How can I perform full outer joins of large data sets in R?


I am trying to do data analysis in R on a group of medium sized datasets. One of the analyses I need to do requires me to do a full outer join amongst around 24-48 files, each of with has about 60 columns and up to 450,000 lines. So I've been running into memory issues a lot.

I thought at ffbase or sqldf would help, but apparently full outer join is not possible with either of them.

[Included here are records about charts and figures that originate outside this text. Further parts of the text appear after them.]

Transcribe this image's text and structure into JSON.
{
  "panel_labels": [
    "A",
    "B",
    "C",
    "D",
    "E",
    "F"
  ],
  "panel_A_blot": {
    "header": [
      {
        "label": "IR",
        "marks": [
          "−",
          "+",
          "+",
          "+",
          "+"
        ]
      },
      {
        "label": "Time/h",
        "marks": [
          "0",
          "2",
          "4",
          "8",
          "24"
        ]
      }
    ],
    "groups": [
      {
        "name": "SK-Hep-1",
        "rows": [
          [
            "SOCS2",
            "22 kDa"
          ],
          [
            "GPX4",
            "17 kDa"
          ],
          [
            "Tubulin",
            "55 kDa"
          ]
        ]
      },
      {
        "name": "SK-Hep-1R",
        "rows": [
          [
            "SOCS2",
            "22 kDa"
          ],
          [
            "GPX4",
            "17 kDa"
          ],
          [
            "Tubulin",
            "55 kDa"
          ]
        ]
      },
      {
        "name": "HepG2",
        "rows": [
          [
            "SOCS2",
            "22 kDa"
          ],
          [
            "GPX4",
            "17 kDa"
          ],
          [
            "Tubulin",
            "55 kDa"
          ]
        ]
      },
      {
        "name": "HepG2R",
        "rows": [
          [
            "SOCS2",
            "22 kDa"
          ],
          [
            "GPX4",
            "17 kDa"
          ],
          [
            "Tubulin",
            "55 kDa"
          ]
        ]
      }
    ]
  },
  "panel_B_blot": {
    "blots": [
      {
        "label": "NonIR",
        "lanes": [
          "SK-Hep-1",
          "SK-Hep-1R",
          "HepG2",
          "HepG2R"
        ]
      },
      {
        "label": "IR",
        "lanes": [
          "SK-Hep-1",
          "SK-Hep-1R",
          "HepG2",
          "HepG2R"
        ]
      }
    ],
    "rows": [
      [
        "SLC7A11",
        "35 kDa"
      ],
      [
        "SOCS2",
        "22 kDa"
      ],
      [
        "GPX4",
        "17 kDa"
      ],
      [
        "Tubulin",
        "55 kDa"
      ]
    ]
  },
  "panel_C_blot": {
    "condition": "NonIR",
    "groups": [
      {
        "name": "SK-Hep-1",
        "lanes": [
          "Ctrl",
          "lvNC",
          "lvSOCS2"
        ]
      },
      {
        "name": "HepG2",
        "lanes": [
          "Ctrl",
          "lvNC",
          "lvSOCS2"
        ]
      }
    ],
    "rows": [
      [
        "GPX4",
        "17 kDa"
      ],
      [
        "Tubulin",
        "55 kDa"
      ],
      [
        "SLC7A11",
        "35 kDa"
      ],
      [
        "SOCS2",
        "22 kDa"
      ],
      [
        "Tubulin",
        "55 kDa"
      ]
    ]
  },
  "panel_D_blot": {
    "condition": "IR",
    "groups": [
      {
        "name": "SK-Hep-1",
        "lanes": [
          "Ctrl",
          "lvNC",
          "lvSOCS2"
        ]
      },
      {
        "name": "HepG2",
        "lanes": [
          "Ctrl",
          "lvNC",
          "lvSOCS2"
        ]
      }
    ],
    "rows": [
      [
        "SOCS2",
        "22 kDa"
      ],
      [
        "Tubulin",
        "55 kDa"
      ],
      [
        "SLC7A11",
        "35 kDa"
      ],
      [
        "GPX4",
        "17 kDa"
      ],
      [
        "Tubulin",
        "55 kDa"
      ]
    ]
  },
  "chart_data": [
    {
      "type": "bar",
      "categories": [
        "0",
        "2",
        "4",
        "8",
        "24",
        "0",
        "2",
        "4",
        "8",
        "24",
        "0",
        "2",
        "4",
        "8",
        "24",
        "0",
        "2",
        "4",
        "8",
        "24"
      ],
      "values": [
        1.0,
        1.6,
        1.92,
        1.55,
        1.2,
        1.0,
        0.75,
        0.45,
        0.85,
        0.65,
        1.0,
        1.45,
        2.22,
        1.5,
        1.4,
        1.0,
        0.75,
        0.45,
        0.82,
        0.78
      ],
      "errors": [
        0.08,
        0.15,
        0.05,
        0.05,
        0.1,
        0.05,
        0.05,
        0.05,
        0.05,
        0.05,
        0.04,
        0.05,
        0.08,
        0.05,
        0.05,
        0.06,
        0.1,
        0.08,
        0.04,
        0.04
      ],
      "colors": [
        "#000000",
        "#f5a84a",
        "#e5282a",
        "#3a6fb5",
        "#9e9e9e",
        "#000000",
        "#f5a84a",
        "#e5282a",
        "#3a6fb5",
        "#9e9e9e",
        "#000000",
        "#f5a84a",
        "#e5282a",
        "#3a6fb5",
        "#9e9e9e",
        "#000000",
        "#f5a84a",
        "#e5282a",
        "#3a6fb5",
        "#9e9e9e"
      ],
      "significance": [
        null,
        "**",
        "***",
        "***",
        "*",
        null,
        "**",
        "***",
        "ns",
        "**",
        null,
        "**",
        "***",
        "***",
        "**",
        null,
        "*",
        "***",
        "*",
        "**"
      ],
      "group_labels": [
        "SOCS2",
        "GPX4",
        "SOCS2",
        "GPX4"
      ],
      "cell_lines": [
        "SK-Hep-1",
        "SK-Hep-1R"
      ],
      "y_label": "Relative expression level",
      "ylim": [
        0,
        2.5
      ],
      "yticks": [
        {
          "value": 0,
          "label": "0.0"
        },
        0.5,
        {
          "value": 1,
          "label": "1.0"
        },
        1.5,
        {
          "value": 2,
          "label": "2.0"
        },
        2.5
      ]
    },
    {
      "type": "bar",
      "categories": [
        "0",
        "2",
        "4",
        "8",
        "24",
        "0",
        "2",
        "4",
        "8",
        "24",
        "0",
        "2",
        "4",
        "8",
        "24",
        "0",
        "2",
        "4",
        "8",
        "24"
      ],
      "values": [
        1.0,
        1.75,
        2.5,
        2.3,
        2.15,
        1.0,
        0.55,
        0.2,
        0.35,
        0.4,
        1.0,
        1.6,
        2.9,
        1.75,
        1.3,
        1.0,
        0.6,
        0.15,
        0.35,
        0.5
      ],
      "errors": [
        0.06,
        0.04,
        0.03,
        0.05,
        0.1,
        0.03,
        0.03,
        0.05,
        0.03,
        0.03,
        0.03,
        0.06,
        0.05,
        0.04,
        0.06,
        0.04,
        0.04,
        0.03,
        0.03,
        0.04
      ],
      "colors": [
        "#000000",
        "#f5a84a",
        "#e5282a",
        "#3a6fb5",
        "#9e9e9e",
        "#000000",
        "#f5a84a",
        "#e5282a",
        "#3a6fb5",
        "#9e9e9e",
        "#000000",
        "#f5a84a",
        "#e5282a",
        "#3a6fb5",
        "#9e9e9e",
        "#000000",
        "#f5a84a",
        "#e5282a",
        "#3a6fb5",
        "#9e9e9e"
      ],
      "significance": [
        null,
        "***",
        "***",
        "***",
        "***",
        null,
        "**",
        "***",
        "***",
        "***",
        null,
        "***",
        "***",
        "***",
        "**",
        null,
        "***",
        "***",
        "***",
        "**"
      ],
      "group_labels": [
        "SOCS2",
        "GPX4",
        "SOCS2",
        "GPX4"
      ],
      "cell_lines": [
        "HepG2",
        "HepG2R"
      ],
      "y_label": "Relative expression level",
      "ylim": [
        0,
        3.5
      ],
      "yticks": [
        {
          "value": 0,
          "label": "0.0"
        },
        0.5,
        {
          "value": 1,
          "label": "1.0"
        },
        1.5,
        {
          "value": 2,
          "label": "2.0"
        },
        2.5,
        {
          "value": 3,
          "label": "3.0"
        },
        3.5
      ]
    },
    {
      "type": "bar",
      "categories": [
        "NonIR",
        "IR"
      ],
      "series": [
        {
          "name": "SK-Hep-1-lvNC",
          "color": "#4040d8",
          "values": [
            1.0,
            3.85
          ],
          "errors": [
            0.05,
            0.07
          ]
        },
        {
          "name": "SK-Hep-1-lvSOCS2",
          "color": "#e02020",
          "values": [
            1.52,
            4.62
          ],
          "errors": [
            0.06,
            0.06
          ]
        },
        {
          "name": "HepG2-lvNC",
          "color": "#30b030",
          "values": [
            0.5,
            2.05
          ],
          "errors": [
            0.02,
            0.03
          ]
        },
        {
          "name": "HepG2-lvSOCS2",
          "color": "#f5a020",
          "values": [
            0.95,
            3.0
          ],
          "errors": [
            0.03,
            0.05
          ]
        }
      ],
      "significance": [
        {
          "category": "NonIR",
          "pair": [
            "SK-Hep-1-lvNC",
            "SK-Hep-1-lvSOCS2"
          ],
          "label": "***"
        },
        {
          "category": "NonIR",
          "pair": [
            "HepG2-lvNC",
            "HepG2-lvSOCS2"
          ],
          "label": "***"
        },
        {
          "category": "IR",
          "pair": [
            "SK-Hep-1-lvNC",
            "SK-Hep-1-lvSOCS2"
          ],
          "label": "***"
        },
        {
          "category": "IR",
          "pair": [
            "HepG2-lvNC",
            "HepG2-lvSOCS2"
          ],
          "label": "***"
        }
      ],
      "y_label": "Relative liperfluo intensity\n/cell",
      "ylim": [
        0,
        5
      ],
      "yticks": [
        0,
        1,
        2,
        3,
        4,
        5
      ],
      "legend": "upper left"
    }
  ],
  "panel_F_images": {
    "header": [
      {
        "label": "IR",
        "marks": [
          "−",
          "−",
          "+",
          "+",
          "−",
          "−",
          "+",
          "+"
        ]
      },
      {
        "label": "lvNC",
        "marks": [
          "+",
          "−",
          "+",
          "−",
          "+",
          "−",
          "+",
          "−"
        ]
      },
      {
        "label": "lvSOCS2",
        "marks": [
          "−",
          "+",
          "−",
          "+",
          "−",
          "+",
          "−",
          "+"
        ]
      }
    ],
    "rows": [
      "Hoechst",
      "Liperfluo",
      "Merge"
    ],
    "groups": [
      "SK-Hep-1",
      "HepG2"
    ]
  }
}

Is there a workaround? A package I haven't found yet?


Solution

  • Here is a simple example that illustrates how to do outer joins of several datasets:

    library(sqldf)
    dat1 <- data.frame(x = 1:5,y = letters[1:5])
    dat2 <- data.frame(w = 3:8,z = letters[3:8])
    > 
    > sqldf("select * from dat1 left outer join dat2 on dat1.x = dat2.w UNION 
    +       select * from dat2 left outer join dat1 on dat1.x = dat2.w")
      x y  w    z
    1 1 a NA <NA>
    2 2 b NA <NA>
    3 3 c  3    c
    4 4 d  4    d
    5 5 e  5    e
    6 6 f NA <NA>
    7 7 g NA <NA>
    8 8 h NA <NA>
    

    There it is, a full outer join using sqldf and SQLite as a backend.

    As I also mentioned, sqldf support more back ends than SQLite. A Google search reveals that full outer joins are accomplished the exact same way in MySQL. I am less familiar with postgres but this question suggests that full outer joins are possible there as well.